Mientras el municipio mira para otro lado, los asentamientos siguen creciendo, la falta de vivienda en todo Luján es visible desde el río Mendoza hacia el sur, es por eso que los vecinos decidimos discutir cómo profundizar una organización y lucha por tierra para los trabajadores y no para los especuladores. Se discutió cómo desarrollar la lucha en contra del hambre y la miseria social a la que nos vemos sometidas las familias trabajadoras, problemáticas agudizadas en esta época de pandemia, mientras quienes gobiernan destinan recursos para la especulación inmobiliaria, tan visible en las dos partes de Luján que divide el río.

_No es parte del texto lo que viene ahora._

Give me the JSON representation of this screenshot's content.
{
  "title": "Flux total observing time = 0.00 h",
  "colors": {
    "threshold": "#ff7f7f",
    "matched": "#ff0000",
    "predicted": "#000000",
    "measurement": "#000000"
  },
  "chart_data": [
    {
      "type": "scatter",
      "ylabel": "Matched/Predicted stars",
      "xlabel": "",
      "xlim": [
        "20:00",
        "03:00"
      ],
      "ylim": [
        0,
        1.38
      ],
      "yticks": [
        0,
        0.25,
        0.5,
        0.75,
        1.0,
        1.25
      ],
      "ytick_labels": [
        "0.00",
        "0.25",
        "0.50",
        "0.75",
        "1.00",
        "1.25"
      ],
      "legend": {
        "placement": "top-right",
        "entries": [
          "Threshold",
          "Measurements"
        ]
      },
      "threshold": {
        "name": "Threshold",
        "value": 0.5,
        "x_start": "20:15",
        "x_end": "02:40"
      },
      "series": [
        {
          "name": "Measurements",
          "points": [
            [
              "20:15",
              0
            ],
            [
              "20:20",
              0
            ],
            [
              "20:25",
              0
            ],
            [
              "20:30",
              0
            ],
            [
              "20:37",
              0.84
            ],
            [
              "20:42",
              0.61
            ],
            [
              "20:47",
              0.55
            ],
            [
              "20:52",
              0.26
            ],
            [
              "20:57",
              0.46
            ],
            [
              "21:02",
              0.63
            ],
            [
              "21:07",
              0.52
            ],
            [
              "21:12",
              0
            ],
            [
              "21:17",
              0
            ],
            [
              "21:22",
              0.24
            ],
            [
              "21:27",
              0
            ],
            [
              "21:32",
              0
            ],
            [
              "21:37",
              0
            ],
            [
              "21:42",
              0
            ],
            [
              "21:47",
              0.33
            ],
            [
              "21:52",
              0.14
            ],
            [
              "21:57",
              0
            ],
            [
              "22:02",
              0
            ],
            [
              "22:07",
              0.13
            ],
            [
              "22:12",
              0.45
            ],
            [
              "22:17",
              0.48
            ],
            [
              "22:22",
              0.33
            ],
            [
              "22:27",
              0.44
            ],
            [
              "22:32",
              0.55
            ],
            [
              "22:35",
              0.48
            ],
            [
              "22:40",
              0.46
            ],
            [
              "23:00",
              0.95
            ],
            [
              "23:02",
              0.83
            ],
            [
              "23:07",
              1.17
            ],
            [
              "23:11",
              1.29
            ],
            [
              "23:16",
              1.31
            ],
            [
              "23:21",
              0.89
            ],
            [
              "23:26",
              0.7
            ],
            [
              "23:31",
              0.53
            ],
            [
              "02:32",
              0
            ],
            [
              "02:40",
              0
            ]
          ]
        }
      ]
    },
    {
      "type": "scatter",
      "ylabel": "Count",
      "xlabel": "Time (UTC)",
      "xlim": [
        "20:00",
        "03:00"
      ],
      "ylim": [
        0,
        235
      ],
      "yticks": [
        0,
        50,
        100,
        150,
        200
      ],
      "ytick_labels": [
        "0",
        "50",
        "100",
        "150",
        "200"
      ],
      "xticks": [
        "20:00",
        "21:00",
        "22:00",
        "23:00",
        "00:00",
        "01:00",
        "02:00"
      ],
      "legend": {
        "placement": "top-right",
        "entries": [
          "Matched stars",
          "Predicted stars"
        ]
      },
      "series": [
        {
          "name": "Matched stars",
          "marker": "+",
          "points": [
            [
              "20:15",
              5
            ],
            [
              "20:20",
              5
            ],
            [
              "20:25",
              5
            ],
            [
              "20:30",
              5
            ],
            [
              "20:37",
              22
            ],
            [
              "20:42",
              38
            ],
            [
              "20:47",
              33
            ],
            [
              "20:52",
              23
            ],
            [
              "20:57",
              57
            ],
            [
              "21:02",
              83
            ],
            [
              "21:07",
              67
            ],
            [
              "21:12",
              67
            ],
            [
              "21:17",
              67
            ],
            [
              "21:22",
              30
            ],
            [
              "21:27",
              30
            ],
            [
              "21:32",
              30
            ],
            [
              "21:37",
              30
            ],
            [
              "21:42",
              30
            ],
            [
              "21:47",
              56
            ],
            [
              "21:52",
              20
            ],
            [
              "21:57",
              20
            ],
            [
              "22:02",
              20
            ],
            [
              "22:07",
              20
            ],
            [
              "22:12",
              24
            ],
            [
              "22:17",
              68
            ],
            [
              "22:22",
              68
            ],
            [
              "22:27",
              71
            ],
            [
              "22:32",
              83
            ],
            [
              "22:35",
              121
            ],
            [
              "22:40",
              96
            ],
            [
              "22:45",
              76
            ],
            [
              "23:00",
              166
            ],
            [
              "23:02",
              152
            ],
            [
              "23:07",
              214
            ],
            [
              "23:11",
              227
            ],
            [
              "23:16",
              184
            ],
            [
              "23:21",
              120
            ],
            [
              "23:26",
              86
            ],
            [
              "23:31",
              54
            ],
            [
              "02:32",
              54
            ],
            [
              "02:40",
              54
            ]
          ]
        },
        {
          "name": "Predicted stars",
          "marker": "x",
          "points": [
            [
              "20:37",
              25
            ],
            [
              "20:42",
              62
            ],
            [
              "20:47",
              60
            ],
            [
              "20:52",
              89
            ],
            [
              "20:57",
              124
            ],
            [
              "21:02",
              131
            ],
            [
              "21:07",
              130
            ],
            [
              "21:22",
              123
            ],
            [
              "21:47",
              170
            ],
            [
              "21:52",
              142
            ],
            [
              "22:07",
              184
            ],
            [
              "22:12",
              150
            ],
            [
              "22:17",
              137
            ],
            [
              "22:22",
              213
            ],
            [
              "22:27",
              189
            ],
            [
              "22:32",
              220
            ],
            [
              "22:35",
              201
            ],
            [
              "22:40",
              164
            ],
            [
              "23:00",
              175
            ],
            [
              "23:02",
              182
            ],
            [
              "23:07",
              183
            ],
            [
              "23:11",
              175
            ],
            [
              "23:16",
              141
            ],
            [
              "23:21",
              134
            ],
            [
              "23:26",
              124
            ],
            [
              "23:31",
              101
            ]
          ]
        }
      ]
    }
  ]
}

De la misma manera denunciamos la tregua de varias organizaciones que en pleno aumento de los contagios, el aumento de los comedores, el hambre, la desocupación y la falta de vivienda digna, se quedan calladas y no hacen nada.

Sumemos a todos los barrios

Nos vamos a organizar sumando a todos los vecinos y los barrios aledaños para exigir presupuesto municipal para la construcción de viviendas, la apertura de calles y la instalación de los servicios. Generemos una gran movilización que abarque estos planteos.

Con esta perspectiva, llamamos al conjunto de los vecinos para defender un programa que priorice un plan de vivienda y obra pública en las barriadas obreras; la refuncionalización de los galpones municipales de obras y la puesta en marcha de una empresa constructora provincial bajo control de sus trabajadores que garantice la estabilidad laboral y los salarios dignos. Decimos basta de especulación inmobiliaria. Vamos por un banco de tierras urbanizables que elimine la especulación y ponga la tierra al servicio del plan de construcción de viviendas.

Planteamos también un congreso provincial por la tierra y la vivienda, que nuestro reclamo se escuche fuerte en todas partes.

Juntos decimos: ni un peso para la deuda, abajo el acuerdo con el FMI, por la obra pública para las barriadas de trabajadores.